En la misma escuela, pero en 2013, velaron a Gabriel Aguirrez. Tenía 13 años cuando una bala le perforó la espalda mientras estaba acompañando a sus amigos en un festejo futbolero. Doce años después del velorio de Pocho lo simbólico de este suceso ofrecía un panorama del barrio. Un Ludueña que, como tantos barrios periféricos de la ciudad, continuó en la desidia estatal que la militancia siempre denunció. Una desidia estatal que seguía, y sigue, marcando el destino de los pibes con balas para tirar o para recibir. Una desidia estatal que sigue convirtiendo a escuelas en salas velatorias.

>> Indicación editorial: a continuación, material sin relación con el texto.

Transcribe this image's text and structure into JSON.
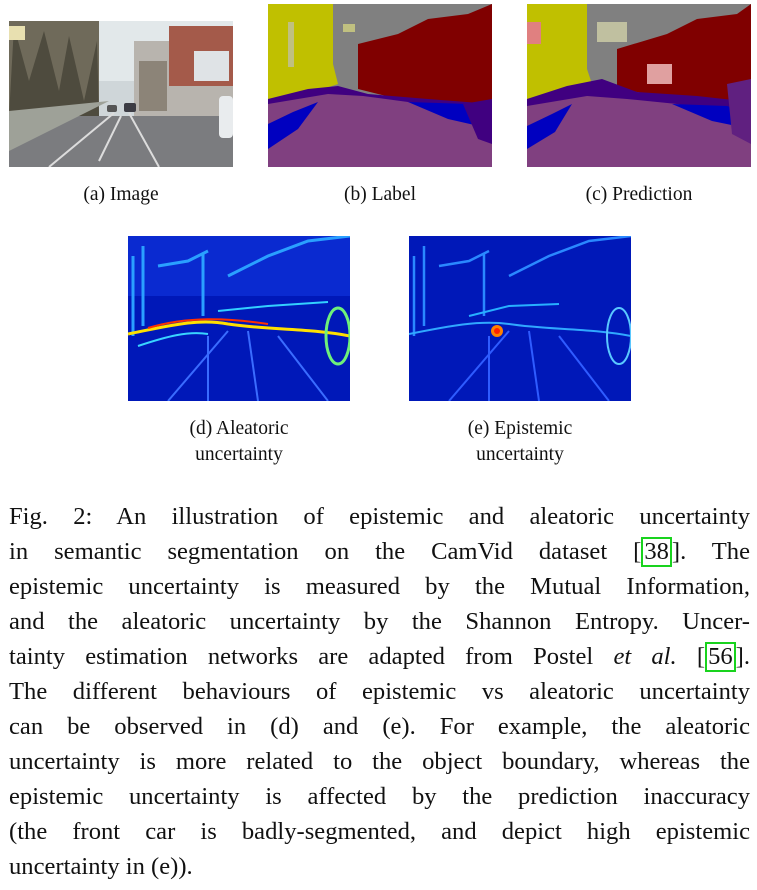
{
  "figure": {
    "panels": [
      {
        "id": "a",
        "caption": "(a)  Image"
      },
      {
        "id": "b",
        "caption": "(b)  Label"
      },
      {
        "id": "c",
        "caption": "(c)  Prediction"
      },
      {
        "id": "d",
        "caption_line1": "(d)  Aleatoric",
        "caption_line2": "uncertainty"
      },
      {
        "id": "e",
        "caption_line1": "(e)  Epistemic",
        "caption_line2": "uncertainty"
      }
    ]
  },
  "caption": {
    "l1": "Fig. 2: An illustration of epistemic and aleatoric uncertainty",
    "l2_pre": "in semantic segmentation on the CamVid dataset [",
    "cite1": "38",
    "l2_post": "]. The",
    "l3": "epistemic uncertainty is measured by the Mutual Information,",
    "l4": "and the aleatoric uncertainty by the Shannon Entropy. Uncer-",
    "l5_pre": "tainty estimation networks are adapted from Postel ",
    "etal": "et al.",
    "l5_mid": " [",
    "cite2": "56",
    "l5_post": "].",
    "l6": "The different behaviours of epistemic vs aleatoric uncertainty",
    "l7": "can be observed in (d) and (e). For example, the aleatoric",
    "l8": "uncertainty is more related to the object boundary, whereas the",
    "l9": "epistemic uncertainty is affected by the prediction inaccuracy",
    "l10": "(the front car is badly-segmented, and depict high epistemic",
    "l11": "uncertainty in (e))."
  }
}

“Los jóvenes de los ambientes populares inmersos en la miseria están profundamente heridos; la miseria, la falta de trabajo, (y prácticamente inexistencia de trabajo digno para ellos), la incidencia de problemas de drogadicción, embarazo precoz, y delincuencia; los llevan a debilitarse y a caer permanentemente bajo la traición de sus hambres. Es así que se requiere un acompañamiento exigente que les recuerde sus propias opciones y les anime en su concreción para desmontar la montaña de frustraciones que se les ha creado”, escribía Pocho en un trabajo realizado para un seminario de pedagogía salesiana, en el profesorado de Filosofía y Ciencias de la Educación con Orientación en Pastoral Juvenil, del Instituto Superior San Juan Bosco. Relataba, en julio de 1999, un certero panorama de la realidad de los jóvenes del nuevo milenio y de los años actuales.
En este sentido, se animaba a cuestionar distintos discursos establecidos a nivel sociedad, como aquel que supone que “los jóvenes son el futuro”. “Al sacarlos del hoy para ubicarlos en un mañana que no posee ninguna señal de seguridad para las y los jóvenes de sectores populares se les está haciendo invisibles, pierden toda posibilidad de decir algo ahora y de aportar para construir relaciones humanas en el país, en la familia, en la comunidad hoy”, describía.
Otro supuesto que intentaba derribar es el que establece que “los jóvenes no participan en política”. “Muchos personajes públicos hablan de la apatía juvenil y de su irresponsabilidad publica. Es importante considerar que más que apatía juvenil, lo que existe es antipatía juvenil a las formas tradicionales de hacer política y por ello se da esta forma de no-participación. La identidad que se quiere promover con el discurso antes citado es la de la apatía – inconsciencia juvenil”, escribía. A su vez, en forma propositiva proponía la necesidad de legitimar a los jóvenes. ¿Cómo?: “Comenzando por invitarlos a actividades donde ellos puedan ser protagonistas. A buscar en ellos propuestas de acción hacia la comunidad. Informar sobre sus expectativas, actividades y problemas, comunicar todo y en lo posible a todos”.
Pocho, como tantos otros militantes barriales, trabajó y estudió por y con los pibes y las pibas de los barrios. A quince años de su asesinato, cuando la juventud de las barriadas de Rosario tambalea entre el abandono, el olvido, la criminalización y el gatillo fácil de la policía, queda expuesta aquella consecuencia social y política del crimen de Pocho. Lo explica Milton, uno de los que en Ludueña pudo seguir: “Muchos chicos dejaron de participar por miedo, por desamparo y por impotencia”. Cuando matan a un militante social, más aún cuando interviene el brazo armado del Estado, no hay formas de negar que se trata de un crimen político. Por eso las paredes de Ludueña muestran a la cara de Pocho y la leyenda que dice que cuando la policía dispara, el que apunta es el gobierno. Ese es el motivo por el cual la impunidad en las responsabilidades políticas sigue doliendo. Y, en fin, ese también es el motivo, uno de tantos, por el cual se sigue luchando.